The church organized its first MLK Day celebration in 2020, just as the COVID-19 pandemic was taking hold, and revived it this year with support from local governments, businesses and nonprofits — and a vow to make it an annual event going forward.

Deming's Antioch Missionary Baptist Church, located just north of the railroad tracks that cut through town since 1948, is seen on Monday.

Monday’s program brought together churches, musicians, a children’s choir, and several speakers addressing the theme of justice through the lenses of education, public health, the environment, religion and immigration, in an event that included a free catered lunch open to the public. Deming Mayor Micki Shillito and City Councilor Laura Parra were part of the organizing committee but did not speak during the event, which was held at the county-owned event center in the middle of town.

At the podium, Price said, “We are here to celebrate a legend,” yet the presentations did not linger on the story of Martin Luther King Jr., the iconic 20th century civil rights leader who was assassinated in 1968, so much as how to implement his call for equality and justice in the next century.

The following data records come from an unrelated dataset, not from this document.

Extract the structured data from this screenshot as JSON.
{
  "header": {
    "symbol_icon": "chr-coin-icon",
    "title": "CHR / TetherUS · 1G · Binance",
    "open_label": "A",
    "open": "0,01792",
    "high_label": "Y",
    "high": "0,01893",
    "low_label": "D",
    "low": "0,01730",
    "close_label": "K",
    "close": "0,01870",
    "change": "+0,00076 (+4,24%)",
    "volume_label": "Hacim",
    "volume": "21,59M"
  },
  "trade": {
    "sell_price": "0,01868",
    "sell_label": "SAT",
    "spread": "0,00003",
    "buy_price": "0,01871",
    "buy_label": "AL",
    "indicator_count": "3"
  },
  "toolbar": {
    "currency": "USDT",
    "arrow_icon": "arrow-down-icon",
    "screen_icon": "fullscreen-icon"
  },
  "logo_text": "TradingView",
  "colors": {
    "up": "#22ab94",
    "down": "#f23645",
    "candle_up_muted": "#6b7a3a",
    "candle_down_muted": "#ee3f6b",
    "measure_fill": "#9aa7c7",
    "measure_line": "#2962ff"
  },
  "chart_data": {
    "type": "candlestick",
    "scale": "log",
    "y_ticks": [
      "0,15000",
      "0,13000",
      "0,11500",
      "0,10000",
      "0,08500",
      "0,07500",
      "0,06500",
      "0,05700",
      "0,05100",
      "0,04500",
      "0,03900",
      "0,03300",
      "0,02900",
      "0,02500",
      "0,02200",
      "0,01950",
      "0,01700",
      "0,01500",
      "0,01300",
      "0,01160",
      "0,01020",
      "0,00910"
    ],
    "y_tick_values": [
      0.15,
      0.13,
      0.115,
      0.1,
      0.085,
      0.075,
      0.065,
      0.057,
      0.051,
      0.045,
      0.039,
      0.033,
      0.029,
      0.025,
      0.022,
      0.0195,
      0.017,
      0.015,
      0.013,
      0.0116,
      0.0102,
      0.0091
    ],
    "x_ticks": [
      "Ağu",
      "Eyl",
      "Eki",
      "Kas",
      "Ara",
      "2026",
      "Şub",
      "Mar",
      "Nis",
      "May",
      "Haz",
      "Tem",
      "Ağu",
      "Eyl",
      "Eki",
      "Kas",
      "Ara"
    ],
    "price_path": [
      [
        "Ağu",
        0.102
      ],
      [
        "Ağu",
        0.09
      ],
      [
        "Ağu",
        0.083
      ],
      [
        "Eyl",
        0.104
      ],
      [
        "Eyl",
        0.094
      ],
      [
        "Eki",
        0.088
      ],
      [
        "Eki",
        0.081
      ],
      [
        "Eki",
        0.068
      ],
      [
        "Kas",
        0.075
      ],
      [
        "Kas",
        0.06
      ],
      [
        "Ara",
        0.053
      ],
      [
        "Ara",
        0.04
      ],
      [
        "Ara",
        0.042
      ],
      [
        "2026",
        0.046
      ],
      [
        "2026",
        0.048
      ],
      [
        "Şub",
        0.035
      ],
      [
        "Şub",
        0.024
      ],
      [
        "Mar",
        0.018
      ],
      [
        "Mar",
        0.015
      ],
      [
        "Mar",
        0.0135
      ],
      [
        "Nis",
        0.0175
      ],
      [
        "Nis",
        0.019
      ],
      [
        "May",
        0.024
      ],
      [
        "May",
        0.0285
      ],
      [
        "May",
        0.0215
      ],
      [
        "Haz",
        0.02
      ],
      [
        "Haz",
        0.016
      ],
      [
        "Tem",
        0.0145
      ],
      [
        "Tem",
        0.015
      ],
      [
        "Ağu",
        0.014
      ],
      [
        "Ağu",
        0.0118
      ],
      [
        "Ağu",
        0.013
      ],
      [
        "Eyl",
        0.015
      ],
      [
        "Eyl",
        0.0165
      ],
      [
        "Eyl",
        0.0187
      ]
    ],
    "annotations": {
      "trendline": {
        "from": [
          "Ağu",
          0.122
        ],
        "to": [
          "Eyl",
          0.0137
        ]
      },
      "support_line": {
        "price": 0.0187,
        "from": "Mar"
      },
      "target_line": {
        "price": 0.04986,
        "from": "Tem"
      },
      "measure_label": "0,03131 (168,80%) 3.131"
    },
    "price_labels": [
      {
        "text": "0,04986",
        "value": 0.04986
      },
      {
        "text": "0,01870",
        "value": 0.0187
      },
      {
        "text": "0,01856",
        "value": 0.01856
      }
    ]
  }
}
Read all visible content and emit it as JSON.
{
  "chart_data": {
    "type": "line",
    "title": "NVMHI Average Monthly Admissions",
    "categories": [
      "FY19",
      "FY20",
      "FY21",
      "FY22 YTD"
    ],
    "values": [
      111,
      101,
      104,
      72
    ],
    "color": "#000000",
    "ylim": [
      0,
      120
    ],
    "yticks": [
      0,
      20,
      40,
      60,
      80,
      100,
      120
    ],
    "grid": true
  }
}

Yet Father Tony Basso of Deming’s Saint Ann Catholic Church reiterated a central theme of King’s 1963 “I Have A Dream” speech, linking King’s call for justice and equality to Biblical teaching as well as the value of equality stated in America’s Declaration of Independence. He also made a bold defense of immigration with dignity and justice for migrants, hearkening back to the traditional story of Mary and Joseph’s flight to Egypt and the birth of Jesus.

“Today, yes, there are issues,” Basso said. “They are issues that have to be addressed, because if we are to make a better nation, a better way to lead people, we must make that and we must look upon the least of all of us.”